通常のメンバー呼び出しの記述に「?」ひとつ付けるだけです。超気持ちいい!

ショートサーキット評価

null条件演算子を連続的に記述した場合はどう動くでしょうか?@ufcppさんのblog記事でも解説されていますが、以下のように評価/解釈されます。

var person = new Person("じんぐる");
var length = person?.Name?.Length;
Console.WriteLine(length);  //--- 4

/*
//--- 以下のようなショートサーキット評価がなされる
var person = new Person("じんぐる");
var name   = (person != null) ? person.Name : null;
var length = (name != null) ? new int?(name.Name) : null;
*/

なのでpersonがnullでもperson.Nameがnullでも例外が出ません。カジュアルに「?.」で繋いで書くことができる安心感、素晴らしいです。おまけですが、以下のようにnull合体演算子と一緒に用いると途中にnullがあった場合の既定値を設定できるので、とても便利だと思います。

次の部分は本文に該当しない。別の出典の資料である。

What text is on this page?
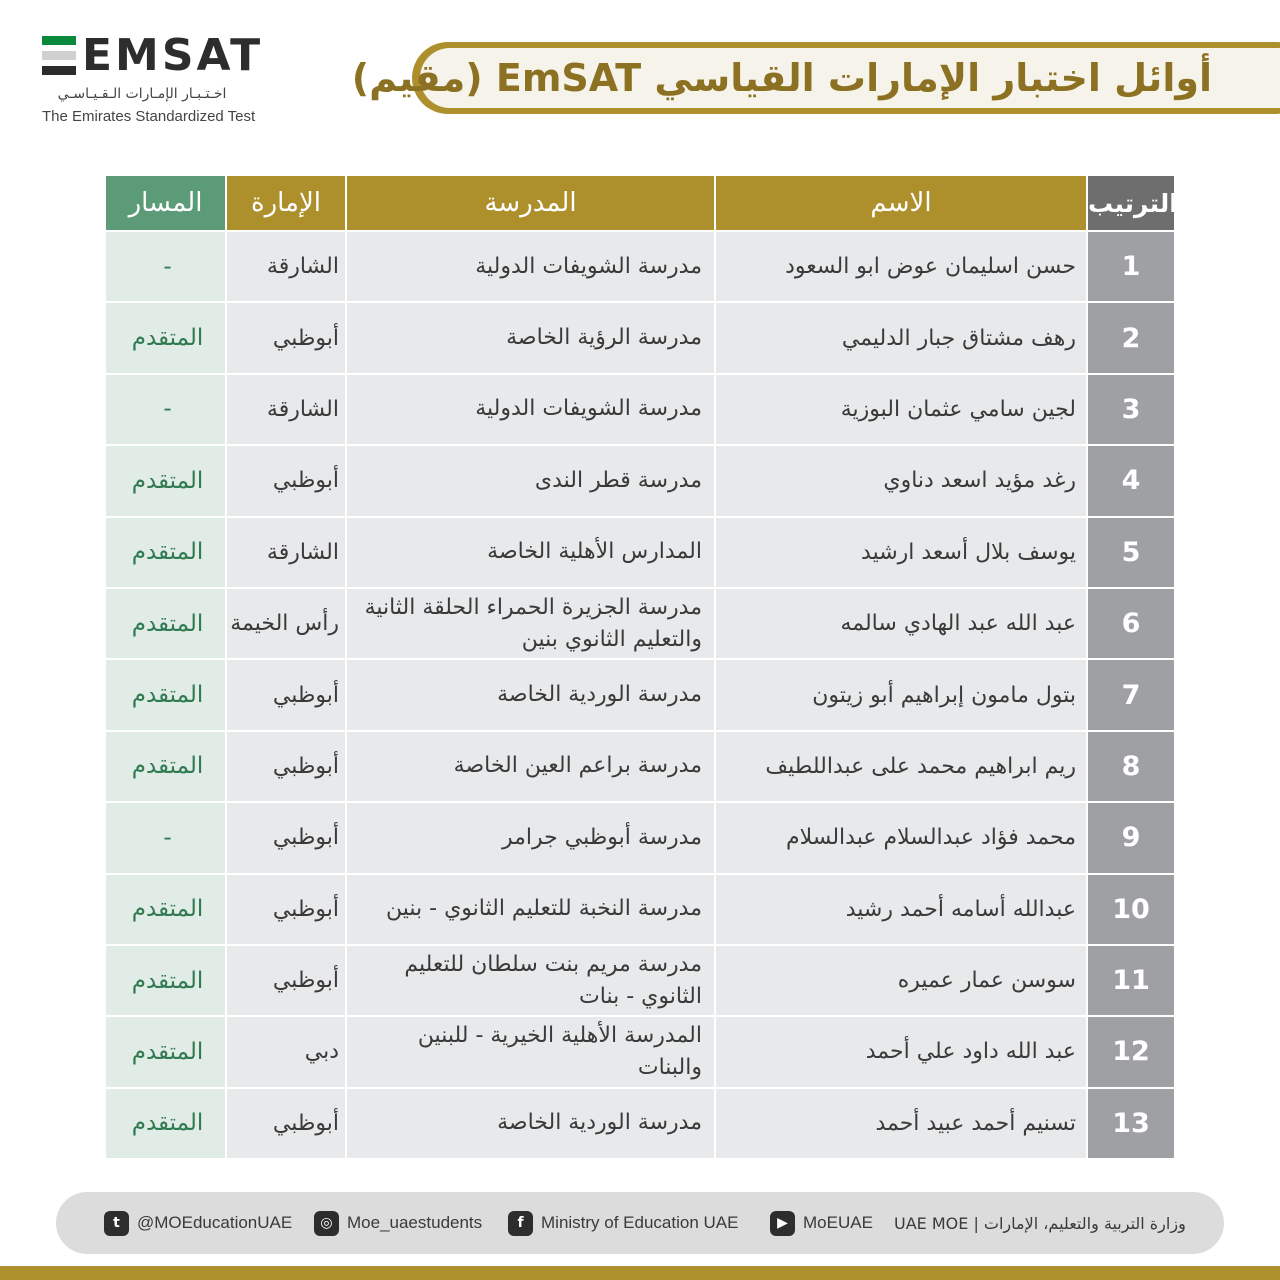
EMSAT
اخـتـبـار الإمـارات الـقـيـاسـي
The Emirates Standardized Test
أوائل اختبار الإمارات القياسي EmSAT (مقيم)
المسار	الإمارة	المدرسة	الاسم	الترتيب
-	الشارقة	مدرسة الشويفات الدولية	حسن اسليمان عوض ابو السعود	1
المتقدم	أبوظبي	مدرسة الرؤية الخاصة	رهف مشتاق جبار الدليمي	2
-	الشارقة	مدرسة الشويفات الدولية	لجين سامي عثمان البوزية	3
المتقدم	أبوظبي	مدرسة قطر الندى	رغد مؤيد اسعد دناوي	4
المتقدم	الشارقة	المدارس الأهلية الخاصة	يوسف بلال أسعد ارشيد	5
المتقدم	رأس الخيمة	مدرسة الجزيرة الحمراء الحلقة الثانية والتعليم الثانوي بنين	عبد الله عبد الهادي سالمه	6
المتقدم	أبوظبي	مدرسة الوردية الخاصة	بتول مامون إبراهيم أبو زيتون	7
المتقدم	أبوظبي	مدرسة براعم العين الخاصة	ريم ابراهيم محمد على عبداللطيف	8
-	أبوظبي	مدرسة أبوظبي جرامر	محمد فؤاد عبدالسلام عبدالسلام	9
المتقدم	أبوظبي	مدرسة النخبة للتعليم الثانوي - بنين	عبدالله أسامه أحمد رشيد	10
المتقدم	أبوظبي	مدرسة مريم بنت سلطان للتعليم الثانوي - بنات	سوسن عمار عميره	11
المتقدم	دبي	المدرسة الأهلية الخيرية - للبنين والبنات	عبد الله داود علي أحمد	12
المتقدم	أبوظبي	مدرسة الوردية الخاصة	تسنيم أحمد عبيد أحمد	13
t	@MOEducationUAE	◎ Moe_uaestudents	f	Ministry of Education UAE	▶ MoEUAE وزارة التربية والتعليم، الإمارات | UAE MOE
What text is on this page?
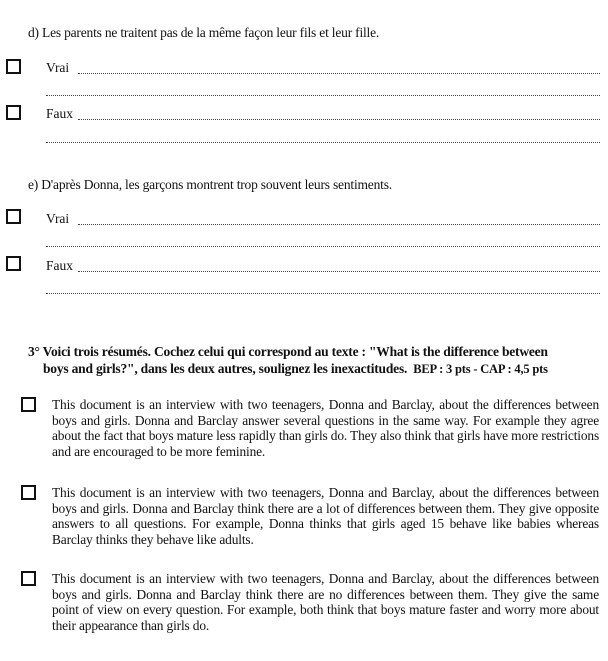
d) Les parents ne traitent pas de la même façon leur fils et leur fille.
Vrai
Faux
e) D'après Donna, les garçons montrent trop souvent leurs sentiments.
Vrai
Faux
3° Voici trois résumés. Cochez celui qui correspond au texte : "What is the difference between
boys and girls?", dans les deux autres, soulignez les inexactitudes. BEP : 3 pts - CAP : 4,5 pts
This document is an interview with two teenagers, Donna and Barclay, about the differences between boys and girls. Donna and Barclay answer several questions in the same way. For example they agree about the fact that boys mature less rapidly than girls do. They also think that girls have more restrictions and are encouraged to be more feminine.
This document is an interview with two teenagers, Donna and Barclay, about the differences between boys and girls. Donna and Barclay think there are a lot of differences between them. They give opposite answers to all questions. For example, Donna thinks that girls aged 15 behave like babies whereas Barclay thinks they behave like adults.
This document is an interview with two teenagers, Donna and Barclay, about the differences between boys and girls. Donna and Barclay think there are no differences between them. They give the same point of view on every question. For example, both think that boys mature faster and worry more about their appearance than girls do.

var person = new Person(null);
return person?.Name?.Trim() ?? "不明";  //--- nullの場合の既定値も簡単に設定できる

逆コンパイル

先の例でも挙げましたが、null条件演算子のコードを逆コンパイルすると以下のようなショートサーキット評価がなされるコードが展開されます。ローカル変数を利用して一度結果を受けてから次の評価に入っている点も押さえておくべきポイントでしょう。

var person = new Person("じんぐる");
var name   = (person != null) ? person.Name : null;
var result = (name != null) ? new int?(name.Name) : null;
Console.WriteLine(result);

Null許容型と三項演算子

以前Null許容型と三項演算子という投稿で、以下のコードは型推論されずにコンパイルエラーになることを紹介しました。

var obj = new { Id = 1 };
var id  = obj == null ? null : obj.Id;  //--- ‘<null>’ と ‘int” の間に暗黙的な変換がないため、条件式の型がわかりません。

上記はVisual Studio 2014 CTP現在でもまだコンパイルエラーになります。しかしこの問題はnull条件演算子が導入されたおかげで「obj?.Id」と書けば良くなりました!非常にスマートな解決!完璧!